Ich danke Bonhoeffer für all das, was er für die Menschen getan hat.
Ich danke Prinz für dieses wunderbare Buch.
Und ich danke dem Leben, dass es mir diese Geschichte im richtigen Moment geschickt hat.
Reflexionsfragen
1) Stimmst Du zu, dass „falsche“ Entscheidungen, auch wenn sie aus dem Herzen kommen, besser sind als gar keine Entscheidungen über lange Strecken?
2) Warst Du mal von Ehrgeiz geplagt oder bist es noch? Bist Du stolz darauf? Was hat es mit Deinen Beziehungen gemacht oder macht es noch?

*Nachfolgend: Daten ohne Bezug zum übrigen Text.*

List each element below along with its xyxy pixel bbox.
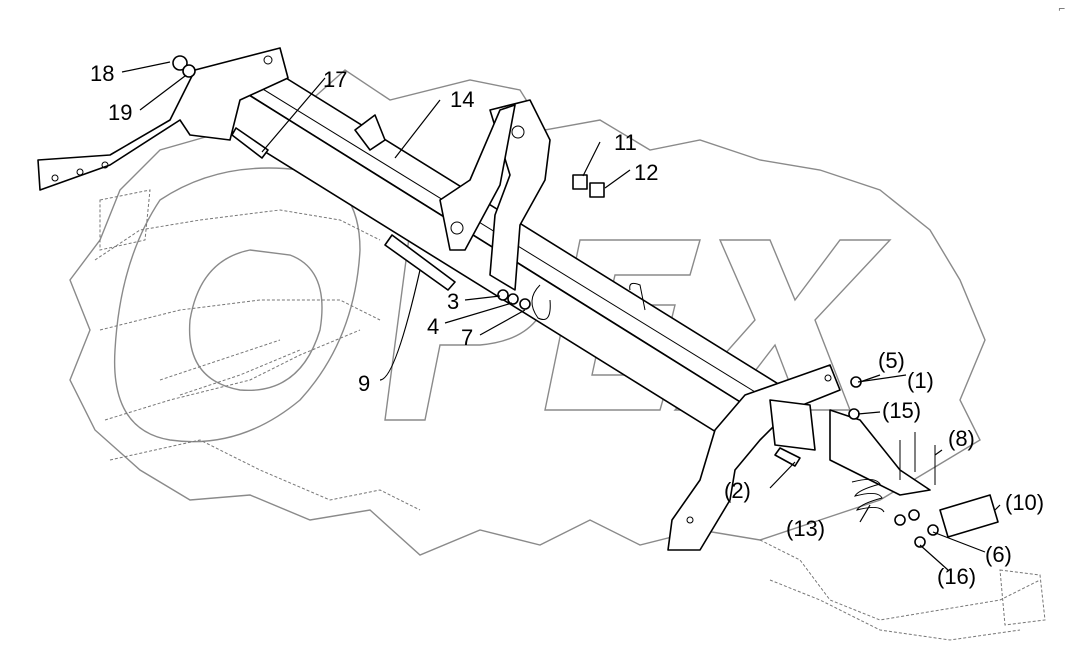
label-13: (13) [786,516,825,541]
label-5: (5) [878,348,905,373]
label-18: 18 [90,61,114,86]
label-1: (1) [907,368,934,393]
bolt-2 [774,447,801,467]
watermark-gear [69,69,986,556]
hitch-plate [829,376,931,496]
nuts-top-left [172,55,196,78]
background-tractor-ghost [94,189,1046,641]
nuts-bottom-right [894,509,939,548]
label-4: 4 [427,314,439,339]
label-14: 14 [450,87,474,112]
lifting-eye [531,282,646,320]
label-8: (8) [948,426,975,451]
label-16: (16) [937,564,976,589]
bolt-17 [231,127,269,159]
label-12: 12 [634,160,658,185]
callout-labels: 18 19 17 14 11 12 3 4 7 9 (5) (1) (15) (… [90,61,1044,589]
corner-mark: ⌐ [1058,5,1066,15]
label-11: 11 [614,130,637,155]
label-19: 19 [108,100,132,125]
label-3: 3 [447,289,459,314]
leader-lines [121,61,1001,571]
right-bracket [667,364,841,551]
washer-group [497,289,531,310]
bolts-8 [899,432,936,485]
label-2: (2) [724,478,751,503]
left-bracket [37,47,289,191]
label-7: 7 [461,325,473,350]
spring-13 [851,478,885,513]
bushings [572,174,605,198]
label-6: (6) [985,542,1012,567]
center-bracket [354,99,551,291]
pin-9 [384,234,456,291]
label-17: 17 [323,67,347,92]
bar-10 [939,494,999,538]
label-10: (10) [1005,490,1044,515]
label-9: 9 [358,371,370,396]
label-15: (15) [882,398,921,423]
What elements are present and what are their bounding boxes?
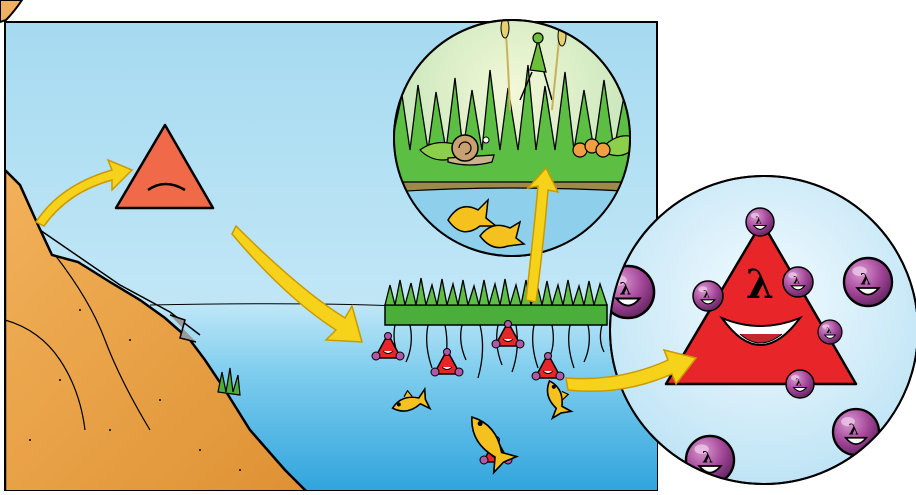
purple-ball-4 [693,281,723,311]
purple-ball-9 [833,409,879,455]
purple-ball-5 [783,267,813,297]
purple-ball-6 [818,320,842,344]
purple-ball-8 [686,436,734,484]
purple-ball-3 [844,258,892,306]
purple-ball-2 [746,208,774,236]
purple-ball-7 [786,370,814,398]
corner-arrow-fragment [0,0,22,22]
triangle-lambda-label: λ [746,261,774,308]
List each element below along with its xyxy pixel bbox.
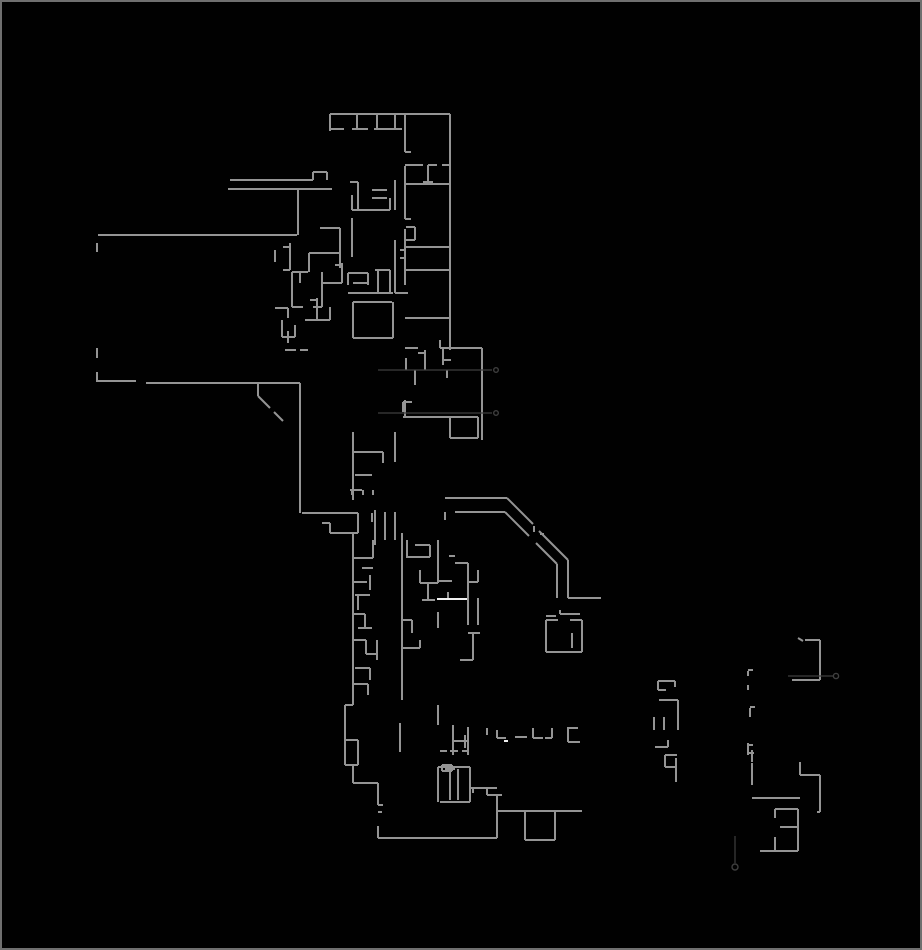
- leader-endpoint-layer: [493, 367, 840, 871]
- highlighted-wall-layer: [437, 598, 508, 742]
- wall-segment: [506, 497, 534, 525]
- leader-endpoint-circle[interactable]: [731, 863, 739, 871]
- wall-segment: [273, 411, 284, 422]
- leader-lines-layer: [378, 369, 833, 863]
- wall-segment: [257, 395, 271, 409]
- wall-segments-layer: [96, 113, 821, 852]
- leader-endpoint-circle[interactable]: [832, 672, 840, 680]
- leader-endpoint-circle[interactable]: [493, 410, 500, 417]
- wall-segment: [538, 530, 569, 561]
- wall-segment: [535, 542, 558, 565]
- leader-endpoint-circle[interactable]: [493, 367, 500, 374]
- wall-segment: [504, 511, 530, 537]
- wall-segment: [797, 637, 804, 642]
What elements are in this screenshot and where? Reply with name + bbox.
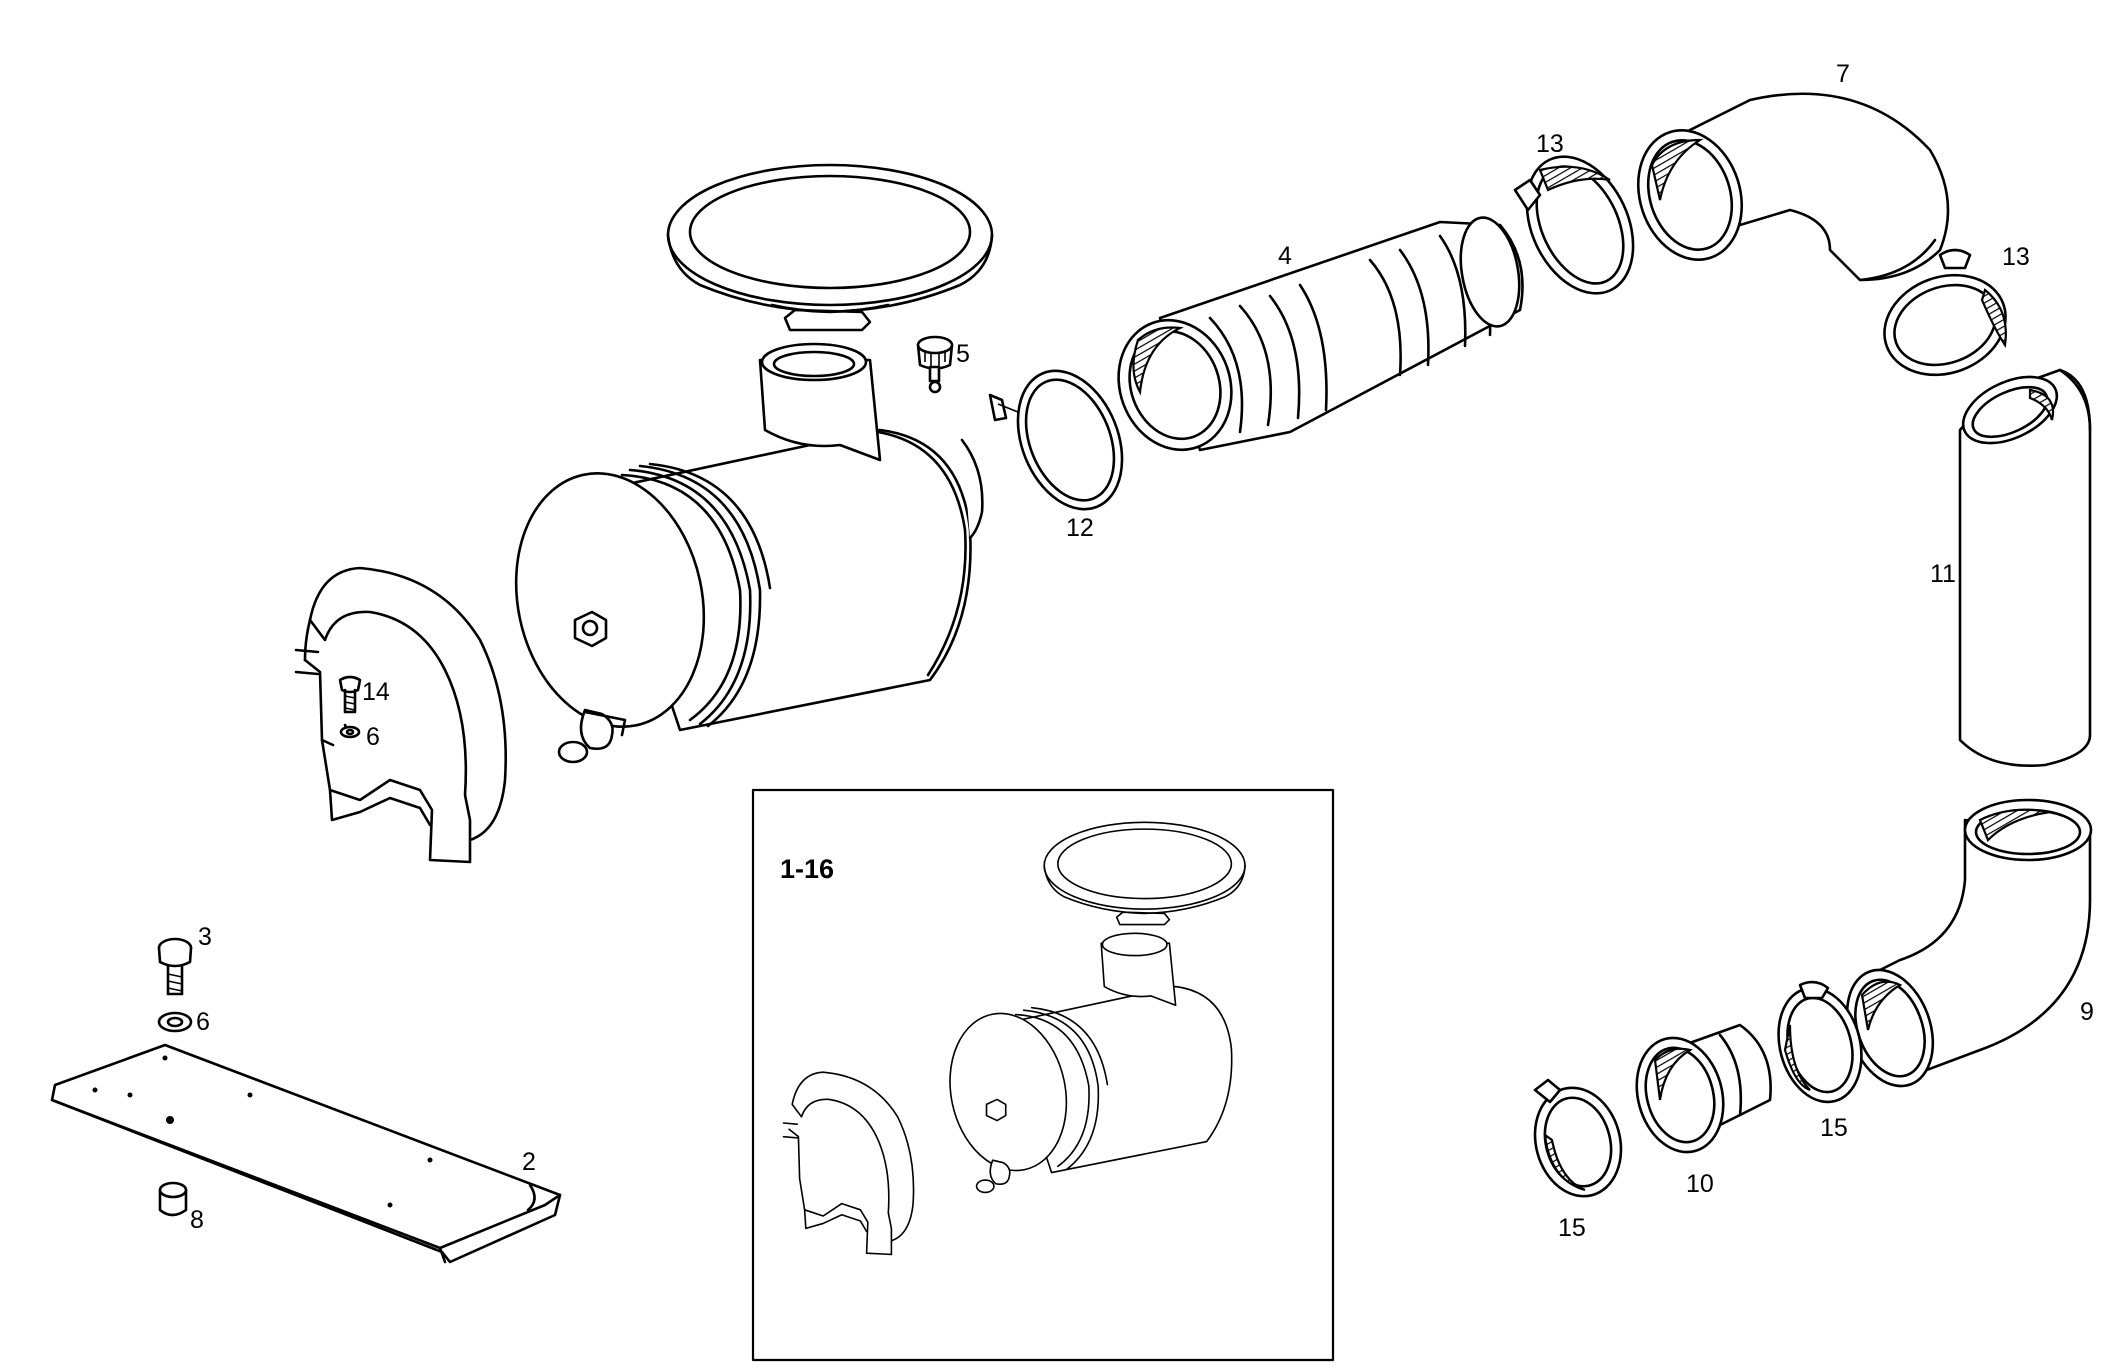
callout-2: 13 (1536, 130, 1564, 158)
screw-14 (338, 675, 362, 714)
callout-16: 10 (1686, 1170, 1714, 1198)
pipe-11 (1958, 368, 2092, 767)
callout-7: 11 (1930, 560, 1956, 588)
callout-12: 2 (522, 1148, 536, 1176)
clamp-15-left (1533, 1078, 1623, 1198)
base-plate (50, 1043, 562, 1264)
callout-17: 15 (1558, 1214, 1586, 1242)
drain-valve (557, 708, 627, 764)
clamp-15-right (1777, 980, 1863, 1104)
spacer-8 (158, 1181, 188, 1217)
air-filter-assembly (294, 163, 994, 864)
callout-5: 5 (956, 340, 970, 368)
assembly-inset: 1-16 (751, 788, 1335, 1362)
clamp-13-upper (1513, 155, 1635, 295)
clamp-12 (988, 369, 1124, 511)
rain-cap (666, 163, 994, 332)
callout-11: 6 (196, 1008, 210, 1036)
callout-15: 15 (1820, 1114, 1848, 1142)
callout-10: 3 (198, 923, 212, 951)
callout-labels: 7 13 13 4 5 12 11 14 6 3 6 2 8 9 15 10 1… (190, 60, 2094, 1242)
callout-1: 7 (1836, 60, 1850, 88)
bolt-3 (157, 937, 193, 996)
washer-6-bottom (157, 1011, 193, 1033)
elbow-9 (1845, 798, 2093, 1088)
service-indicator (916, 335, 954, 394)
elbow-7 (1636, 92, 1950, 282)
washer-6-top (339, 725, 361, 739)
callout-13: 8 (190, 1206, 204, 1234)
callout-4: 4 (1278, 242, 1292, 270)
clamp-13-right (1883, 248, 2007, 377)
inset-label: 1-16 (780, 854, 834, 884)
mounting-band (294, 566, 508, 864)
callout-6: 12 (1066, 514, 1094, 542)
center-nut-icon (573, 610, 608, 648)
filter-housing (514, 342, 984, 764)
coupler-10 (1635, 1023, 1772, 1154)
callout-8: 14 (362, 678, 390, 706)
callout-3: 13 (2002, 243, 2030, 271)
hose-4 (1117, 216, 1524, 452)
callout-9: 6 (366, 723, 380, 751)
callout-14: 9 (2080, 998, 2094, 1026)
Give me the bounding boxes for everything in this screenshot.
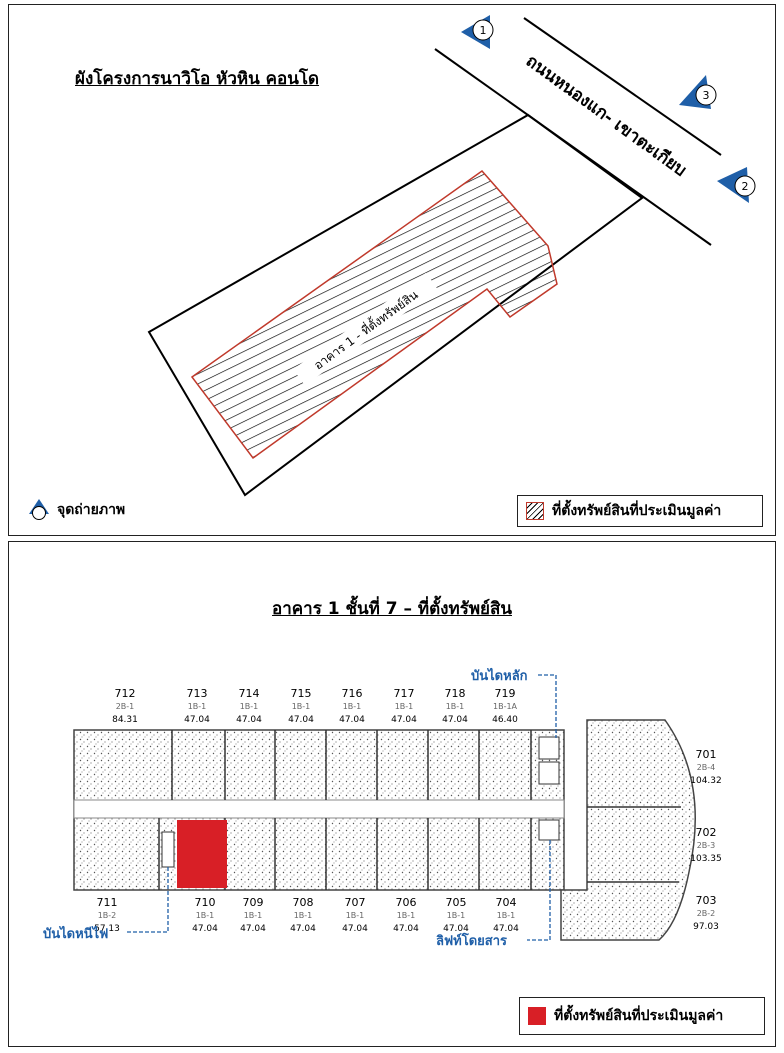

3) Kannst Du nachfühlen, was Bonhoeffer gemeint haben könnte, wenn er vom Auseinanderklaffen von Glauben und Handeln gesprochen hat? Verstehst Du, wie jemand, der so viele Bücher gelesen und Wissenschaft betrieben hat, die wahre Liebe erst durch einen Menschen erfahren kann, der dafür nicht viel übrig hat?